Gesetz im Sinne der Konkursordnung sei nach § 2 EGKO jede Rechtsnorm. Die Tarifverträge enthielten, soweit sie die Beendigung von Arbeitsverhältnissen regelten, Rechtsnormen (§ 1 Abs. 1 TVG). Diese gehörten, ungeachtet ihres vertraglichen Entstehungsgrundes, zu den Rechtsnormen im Sinne des § 2 EGKO, die sich nicht auf Gesetze im formellen Sinne beschränkten. Überlegungen zur Interessenlage rechtfertigten es nicht, diese gesetzliche Regelung außer acht zu lassen. Insbesondere sei keine Gesetzeslücke festzustellen, die aufgrund der im Konkursverfahren bestehenden und mit der gesetzlichen Regelung angesprochenen Interessenlage mit gegenteiligem Ergebnis ausgefüllt werden müßte. Ferner ergebe sich, daß dieses Festhalten an dem Gesetzeswortlaut mit höchstrichterlichen Feststellungen zum Gesetzescharakter von Tarifverträgen übereinstimme und gegenüber abweichenden Auslegungsmöglichkeiten zumindest den Vorteil einer größeren Verfassungskonformität besitze.
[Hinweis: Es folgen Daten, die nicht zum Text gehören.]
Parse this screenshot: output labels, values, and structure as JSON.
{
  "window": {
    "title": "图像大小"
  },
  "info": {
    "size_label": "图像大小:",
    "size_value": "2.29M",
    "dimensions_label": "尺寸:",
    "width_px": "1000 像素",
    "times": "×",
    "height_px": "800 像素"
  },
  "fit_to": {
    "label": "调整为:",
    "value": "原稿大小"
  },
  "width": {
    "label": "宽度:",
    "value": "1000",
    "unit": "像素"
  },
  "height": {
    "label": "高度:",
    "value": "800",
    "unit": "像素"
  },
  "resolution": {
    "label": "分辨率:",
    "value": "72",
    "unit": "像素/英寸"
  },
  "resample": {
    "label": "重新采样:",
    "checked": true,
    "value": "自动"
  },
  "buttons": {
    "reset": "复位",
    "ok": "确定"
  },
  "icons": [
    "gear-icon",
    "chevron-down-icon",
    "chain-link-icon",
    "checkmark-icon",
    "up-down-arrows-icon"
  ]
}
B. Diese Ausführungen des Landesarbeitsgerichts lassen keinen Rechtsfehler erkennen.
I. 1. Die Frage, ob die tarifvertraglichen Kündigungsfristen gesetzliche Kündigungsfristen im Sinne von § 22 Abs. 1 Satz 2 KO sind, ist in Literatur und Rechtsprechung umstritten und wird von der wohl herrschenden Meinung verneint (ArbG Wuppertal, Urteil vom 23. Oktober 1975, DB 1976, 732; Henckel, in Jaeger/Henckel, KO, 9. Aufl., § 22 Rz 24; Bleistein, Kündigung und Kündigungsschutz im Arbeitsverhältnis, 2. Aufl., Rz 175 sowie HzA, Gruppe 5, 132; Brill/Matthes/Oehmann, Insolvenz- und Zwangsvollstreckungsrecht, S. 22; dieselben, AR-Blattei (D), Konkurs I, Übersicht, unter D I 1 a; Uhlenbruck, Insolvenzrecht und Arbeitsrecht, 1979, Rz 179; Hanau, Möglichkeiten der Sanierung von Unternehmen, Gutachten E zum 54. Deutschen Juristentag 1982, S. 63; Hueck/Nipperdey, Lehrbuch des Arbeitsrechts, 7. Aufl., Bd. 1, 614 Fn. 6; Granzow, Die Behandlung von Dienst- und Arbeitsverträgen im Konkurs des Dienstberechtigten bzw. Arbeitgebers, Diss. Göttingen 1979, S. 135 ff.; Böhle/Stamschräder/Kilger, KO, 14. Aufl., § 22 Rz 7, S. 119; Hess/Kropshofer, KO, § 22 Rz 3; Kopp, Handbuch des Arbeitsrechts (Herausgeber Maus), Arbeitsverhältnis im Konkurs und Vergleich, VI, I Rz 26; Willemsen, AR-Blattei (D), Konkurs I, Übersicht 1 a; Oehmann/-Bürger/Matthes, Handwörterbuch des Arbeitsrechts, 5. Aufl., Stichwort "Konkurs", 2 a; Henckel, Anm. zu EzA § 22 KO Nr. 3).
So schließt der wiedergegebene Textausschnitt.